Here we go then. A couple of notes. First, setting a seed for random sampling would not usually be used; it’s for reproducibility here. Second, unless you are specifically using the model to predict outcomes on unseen data, there’s no real need for splitting the data into test and training sets – the procedure is already performing a bootstrap by virtue of the out-of-bag error estimation.
brauer2007_tidy_rf1 <- brauer2007_tidy %>% mutate(systematic_name = gsub("-", "minus", systematic_name), nutrient = factor(nutrient)) %>% select(systematic_name, nutrient, rate, expression) %>% spread(systematic_name, expression, fill = 0) %>% randomForest(nutrient ~ ., data = ., localImp = TRUE, importance = TRUE)

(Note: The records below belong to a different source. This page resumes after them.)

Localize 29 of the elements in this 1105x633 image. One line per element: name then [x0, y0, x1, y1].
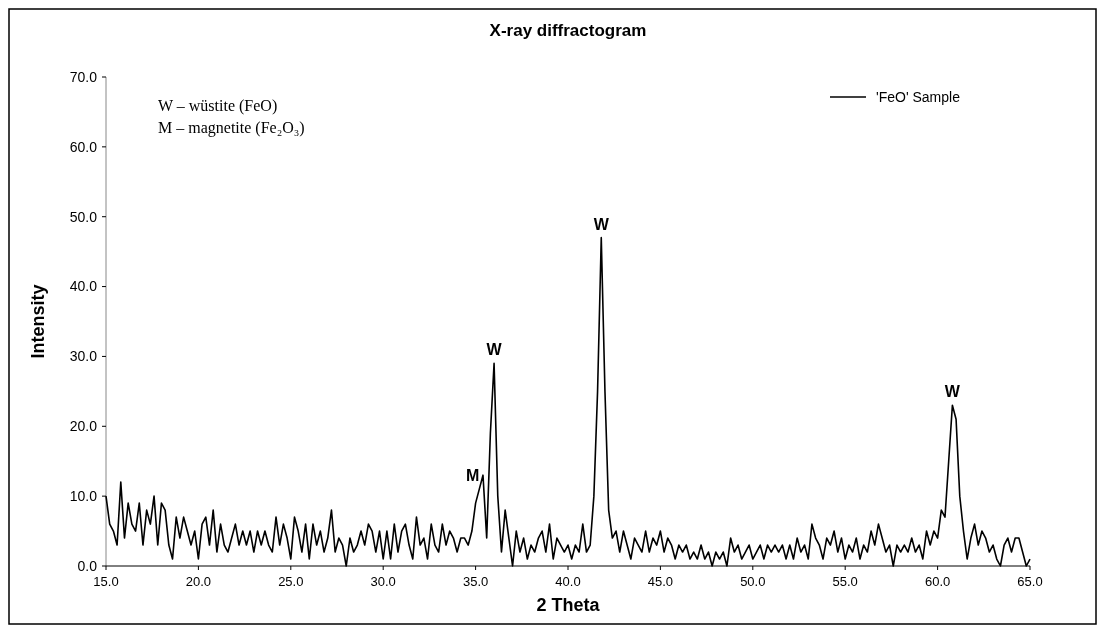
- x-tick-label: 45.0: [647, 574, 674, 589]
- annotation: W: [944, 383, 961, 401]
- x-axis-title: 2 Theta: [536, 595, 601, 615]
- y-axis-title: Intensity: [28, 284, 48, 359]
- annotation: M: [465, 467, 480, 485]
- y-tick-label: 70.0: [69, 68, 98, 85]
- x-tick-label: 25.0: [278, 574, 304, 589]
- y-tick-label: 10.0: [69, 488, 98, 505]
- x-tick-label: 15.0: [93, 574, 119, 589]
- y-tick-label: 0.0: [77, 557, 98, 574]
- annotation: W: [486, 341, 503, 359]
- annotation: W: [593, 215, 610, 233]
- y-tick-label: 20.0: [69, 418, 98, 435]
- y-tick-label: 50.0: [69, 208, 98, 225]
- x-tick-label: 40.0: [555, 574, 581, 589]
- y-tick-label: 40.0: [69, 278, 98, 295]
- annotation: M – magnetite (Fe₂O₃): [158, 119, 305, 137]
- chart-title: X-ray diffractogram: [489, 21, 647, 40]
- x-tick-label: 50.0: [740, 574, 766, 589]
- annotation: W – wüstite (FeO): [158, 97, 278, 115]
- x-tick-label: 60.0: [924, 574, 951, 589]
- legend-label: 'FeO' Sample: [876, 88, 961, 105]
- x-tick-label: 35.0: [462, 574, 489, 589]
- x-tick-label: 30.0: [370, 574, 396, 589]
- x-tick-label: 55.0: [832, 574, 858, 589]
- y-tick-label: 60.0: [69, 138, 98, 155]
- y-tick-label: 30.0: [69, 348, 98, 365]
- x-tick-label: 65.0: [1017, 574, 1043, 589]
- x-tick-label: 20.0: [185, 574, 212, 589]
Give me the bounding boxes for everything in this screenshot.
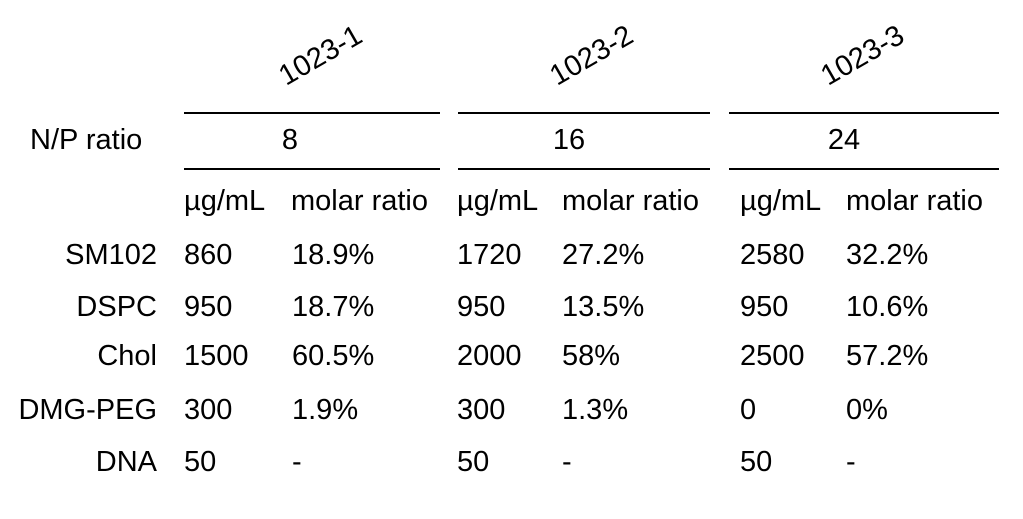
row-label-dna: DNA [95,446,157,478]
cell-dmgpeg-g2-ratio: 1.3% [562,394,629,426]
np-ratio-value-2: 16 [552,124,586,156]
row-label-dspc: DSPC [76,291,157,323]
np-ratio-value-1: 8 [281,124,299,156]
group-title-1023-3: 1023-3 [815,19,910,93]
cell-dna-g3-ratio: - [846,446,856,478]
group-1-bottom-rule [184,168,440,170]
row-label-chol: Chol [97,340,157,372]
cell-dna-g3-conc: 50 [740,446,773,478]
cell-dmgpeg-g1-conc: 300 [184,394,233,426]
group-3-bottom-rule [729,168,999,170]
group-title-1023-2: 1023-2 [544,19,639,93]
cell-sm102-g2-conc: 1720 [457,239,522,271]
ratio-header-3: molar ratio [846,185,983,217]
cell-chol-g2-ratio: 58% [562,340,621,372]
cell-dspc-g3-conc: 950 [740,291,789,323]
cell-dmgpeg-g3-ratio: 0% [846,394,888,426]
cell-chol-g1-conc: 1500 [184,340,249,372]
cell-dspc-g3-ratio: 10.6% [846,291,929,323]
cell-chol-g2-conc: 2000 [457,340,522,372]
cell-dna-g2-ratio: - [562,446,572,478]
unit-header-2: µg/mL [457,185,539,217]
cell-dspc-g2-conc: 950 [457,291,506,323]
group-2-bottom-rule [458,168,710,170]
cell-sm102-g1-conc: 860 [184,239,233,271]
cell-chol-g3-ratio: 57.2% [846,340,929,372]
cell-sm102-g3-ratio: 32.2% [846,239,929,271]
unit-header-1: µg/mL [184,185,266,217]
cell-dmgpeg-g3-conc: 0 [740,394,757,426]
row-label-dmg-peg: DMG-PEG [18,394,157,426]
cell-sm102-g3-conc: 2580 [740,239,805,271]
group-1-top-rule [184,112,440,114]
cell-dspc-g1-ratio: 18.7% [292,291,375,323]
np-ratio-value-3: 24 [827,124,861,156]
ratio-header-1: molar ratio [291,185,428,217]
group-title-1023-1: 1023-1 [273,19,368,93]
cell-dna-g1-ratio: - [292,446,302,478]
group-3-top-rule [729,112,999,114]
cell-dspc-g1-conc: 950 [184,291,233,323]
cell-chol-g3-conc: 2500 [740,340,805,372]
unit-header-3: µg/mL [740,185,822,217]
cell-dna-g2-conc: 50 [457,446,490,478]
cell-chol-g1-ratio: 60.5% [292,340,375,372]
cell-dmgpeg-g2-conc: 300 [457,394,506,426]
ratio-header-2: molar ratio [562,185,699,217]
np-ratio-label: N/P ratio [30,124,143,156]
row-label-sm102: SM102 [65,239,157,271]
cell-dmgpeg-g1-ratio: 1.9% [292,394,359,426]
cell-dspc-g2-ratio: 13.5% [562,291,645,323]
cell-sm102-g1-ratio: 18.9% [292,239,375,271]
cell-sm102-g2-ratio: 27.2% [562,239,645,271]
cell-dna-g1-conc: 50 [184,446,217,478]
group-2-top-rule [458,112,710,114]
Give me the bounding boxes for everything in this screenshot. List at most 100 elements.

The model seems to have performed quite well:
Call: randomForest(formula = nutrient ~ ., data = ., localImp = TRUE, importance = TRUE) Type of random forest: classification Number of trees: 500 No. of variables tried at each split: 74 OOB estimate of error rate: 5.56% Confusion matrix: Ammonia Glucose Leucine Phosphate Sulfate Uracil class.error Ammonia 6 0 0 0 0 0 0.0000000 Glucose 0 6 0 0 0 0 0.0000000 Leucine 0 1 5 0 0 0 0.1666667 Phosphate 0 0 0 6 0 0 0.0000000 Sulfate 0 0 0 0 6 0 0.0000000 Uracil 0 1 0 0 0 5 0.1666667
Let’s look at the expression of the top 20 genes (by variable importance), with respect to growth rate and limiting nutrient.
brauer2007_tidy %>% filter(systematic_name %in% important_variables(brauer2007_tidy_rf1, k = 20)) %>% ggplot(aes(rate, expression)) + geom_line(aes(color = nutrient)) + facet_wrap(~systematic_name, ncol = 5) + scale_color_brewer(palette = "Set2")
Several of those look promising. Let’s select a gene where expression seems to be affected by each of the 6 limiting nutrients and search online resources such as the Saccharomyces Genome Database to see what’s known.
|YHR208W||branched chain family amino acid biosynthesis*||leucine||Pathways – leucine biosynthesis|
|YKL216W||‘de novo’ pyrimidine base biosynthesis||uracil||URA1 – null mutant requires uracil|
|YLL055W||biological process unknown||sulfate||Cysteine transporter; null mutant absent utilization of sulfur source|
|YLR108C||biological process unknown||phosphate|
|YOR348C||proline catabolism*||ammonia||Proline permease; repressed in ammonia-grown cells|
|YOR374W||ethanol metabolism||glucose||Aldehyde dehydrogenase; expression is glucose-repressed|
I’d say the Brauer data “makes sense” for five of those genes. Little is known about the sixth (YLR108C, affected by phosphate limitation).
Normally, a study like this would start with the genes – identify those that are differentially expressed and then think about the conditions under which differential expression was observed. Here, the process is reversed in a sense: we view the experimental condition as an outcome, rather than a parameter and ask whether it can be “predicted” by other observations.
So whilst not my first choice of method for this kind of study, and despite limited outcome data, random forest does seem to be generating some insights into which genes are affected by nutrient limitation. And at the end of the day: if a method provides insights, isn’t that what data science is for?